Other Names: Migiwa Kei; 渡辺みぎわ
"My work deals with the depiction of narratives in the form of structures, comprised of two-dimensional images of reliefs, as well as stories told through installations. I often use a book’s structural format as a metaphor for a type of contained space where these narratives are stored. I consider space as a container. A sort of succession of all that is inclusive that is within the limits of the sky to the smallest things like Russian Nestling dolls. I am interested in the nature of space, not the negative voids but rather the defined area that has the possibility to contain. In the past I have created structures to house narratives. Some of the works take the actual form of a book when seen from the outside, but when upon closer inspection, one discovers the interior of the book to be a period room of sorts.
I believe that the success of any tale draws from the author’s passion for their stories, and understandings of the characters involved. My favorite series of tales is Aesop’s Fables. Thought it was first introduced to me in German, second in Japanese and finally in English, the stories are still the same, the morals universal. I have rediscovered children’s books for their simplicity and directness, and they often find their way into my work as metaphors for human characteristics. I like to compare my experience with others who have rewritten their experiences through stories: how Bastian physically gets misplace between the pages in 'The Never Ending Story' as I used to mentally get lost in books. When I wrote about my experiences in Japan, the madness and crowds of the cities, I often compared it to the land which Horton the Elephant finds, in 'Horton Hears a Who'. I was delighted to find that Dr.
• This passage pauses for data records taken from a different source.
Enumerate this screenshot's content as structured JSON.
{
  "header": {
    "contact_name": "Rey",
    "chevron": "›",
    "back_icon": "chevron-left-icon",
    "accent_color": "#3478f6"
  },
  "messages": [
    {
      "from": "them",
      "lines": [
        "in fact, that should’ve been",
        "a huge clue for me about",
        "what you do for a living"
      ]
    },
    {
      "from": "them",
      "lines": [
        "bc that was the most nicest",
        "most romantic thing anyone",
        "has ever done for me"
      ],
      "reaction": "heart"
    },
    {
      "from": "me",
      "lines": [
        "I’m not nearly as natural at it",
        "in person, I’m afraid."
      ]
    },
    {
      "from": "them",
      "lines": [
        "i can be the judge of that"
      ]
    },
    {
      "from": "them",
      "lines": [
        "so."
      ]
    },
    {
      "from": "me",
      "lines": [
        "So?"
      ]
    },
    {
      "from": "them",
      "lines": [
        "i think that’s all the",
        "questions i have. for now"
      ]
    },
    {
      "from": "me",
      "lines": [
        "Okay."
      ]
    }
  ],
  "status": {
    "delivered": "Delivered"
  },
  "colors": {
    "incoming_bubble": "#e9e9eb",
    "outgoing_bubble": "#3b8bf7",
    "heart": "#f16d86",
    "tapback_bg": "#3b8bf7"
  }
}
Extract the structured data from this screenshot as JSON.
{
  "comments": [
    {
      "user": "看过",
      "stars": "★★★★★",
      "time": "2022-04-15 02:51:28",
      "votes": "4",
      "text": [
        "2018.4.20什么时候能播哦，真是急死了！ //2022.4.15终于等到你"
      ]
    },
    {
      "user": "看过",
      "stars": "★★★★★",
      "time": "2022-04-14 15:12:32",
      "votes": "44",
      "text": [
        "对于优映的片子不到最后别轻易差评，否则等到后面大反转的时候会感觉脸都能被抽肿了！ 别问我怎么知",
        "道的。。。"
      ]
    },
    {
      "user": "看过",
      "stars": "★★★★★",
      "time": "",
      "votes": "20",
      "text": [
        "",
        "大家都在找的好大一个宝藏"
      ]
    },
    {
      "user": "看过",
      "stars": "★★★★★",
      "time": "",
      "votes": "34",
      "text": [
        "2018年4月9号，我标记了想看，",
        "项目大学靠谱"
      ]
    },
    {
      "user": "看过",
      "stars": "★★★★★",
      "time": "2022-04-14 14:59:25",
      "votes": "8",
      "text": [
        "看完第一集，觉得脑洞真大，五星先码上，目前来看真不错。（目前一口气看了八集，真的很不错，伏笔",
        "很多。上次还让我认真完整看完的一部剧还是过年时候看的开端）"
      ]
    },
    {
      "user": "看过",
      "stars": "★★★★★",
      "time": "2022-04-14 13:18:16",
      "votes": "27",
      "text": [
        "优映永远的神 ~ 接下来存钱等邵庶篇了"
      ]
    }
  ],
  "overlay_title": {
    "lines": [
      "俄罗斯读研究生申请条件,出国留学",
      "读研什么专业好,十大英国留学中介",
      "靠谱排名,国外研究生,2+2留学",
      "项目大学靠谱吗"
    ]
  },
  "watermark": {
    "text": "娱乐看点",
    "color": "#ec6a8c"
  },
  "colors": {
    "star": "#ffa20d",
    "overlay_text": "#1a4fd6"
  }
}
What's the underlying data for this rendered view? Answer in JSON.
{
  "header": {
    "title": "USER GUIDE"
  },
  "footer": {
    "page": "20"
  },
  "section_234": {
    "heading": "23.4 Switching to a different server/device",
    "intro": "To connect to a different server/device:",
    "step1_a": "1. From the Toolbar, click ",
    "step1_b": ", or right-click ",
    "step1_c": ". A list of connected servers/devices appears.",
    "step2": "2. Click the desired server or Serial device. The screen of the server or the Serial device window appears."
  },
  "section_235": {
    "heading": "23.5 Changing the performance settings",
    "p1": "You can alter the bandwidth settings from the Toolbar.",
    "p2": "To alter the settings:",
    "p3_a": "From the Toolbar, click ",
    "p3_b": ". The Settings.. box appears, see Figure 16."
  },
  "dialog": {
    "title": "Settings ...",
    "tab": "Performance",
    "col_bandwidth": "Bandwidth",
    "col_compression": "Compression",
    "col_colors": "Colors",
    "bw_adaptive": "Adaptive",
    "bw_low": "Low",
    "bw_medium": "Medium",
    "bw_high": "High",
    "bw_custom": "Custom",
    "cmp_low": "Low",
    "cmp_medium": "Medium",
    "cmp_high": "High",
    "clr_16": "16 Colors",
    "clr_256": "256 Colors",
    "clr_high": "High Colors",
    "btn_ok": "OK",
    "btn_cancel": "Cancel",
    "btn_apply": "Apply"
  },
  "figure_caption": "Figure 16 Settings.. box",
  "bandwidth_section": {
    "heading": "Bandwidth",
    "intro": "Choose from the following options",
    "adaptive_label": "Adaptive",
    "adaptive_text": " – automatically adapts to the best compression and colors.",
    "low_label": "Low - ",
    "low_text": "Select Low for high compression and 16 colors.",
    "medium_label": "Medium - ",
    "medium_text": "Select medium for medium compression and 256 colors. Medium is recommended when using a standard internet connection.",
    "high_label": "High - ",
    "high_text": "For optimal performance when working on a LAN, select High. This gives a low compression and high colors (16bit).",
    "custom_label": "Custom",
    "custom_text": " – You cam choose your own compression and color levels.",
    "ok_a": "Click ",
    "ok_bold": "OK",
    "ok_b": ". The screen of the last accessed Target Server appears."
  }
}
Seuss was thinking about the same cities when he wrote that tale.
These works draw structural references form the immediate environment as well as my admiration of architects who are constantly aware of the nature surrounding them. In this context, architects such as Tadao Ando and Louis Kahn define my structural vocabulary. The works are fabricated with static materials such as steel, wood, paper, cloth and occasionally the use of a temporal video or audio medium, which I utilize as another sculptural tool. I use these materials to relay my experiences by emphasizing the tactile sensations as symbols of other experiences.
Often I have called myself a builder, other times, a sculptor, yet I feel that my primary position as an artist is as a storyteller. To explain or reveal issues with both visual imagery along with narrative text is what interests me."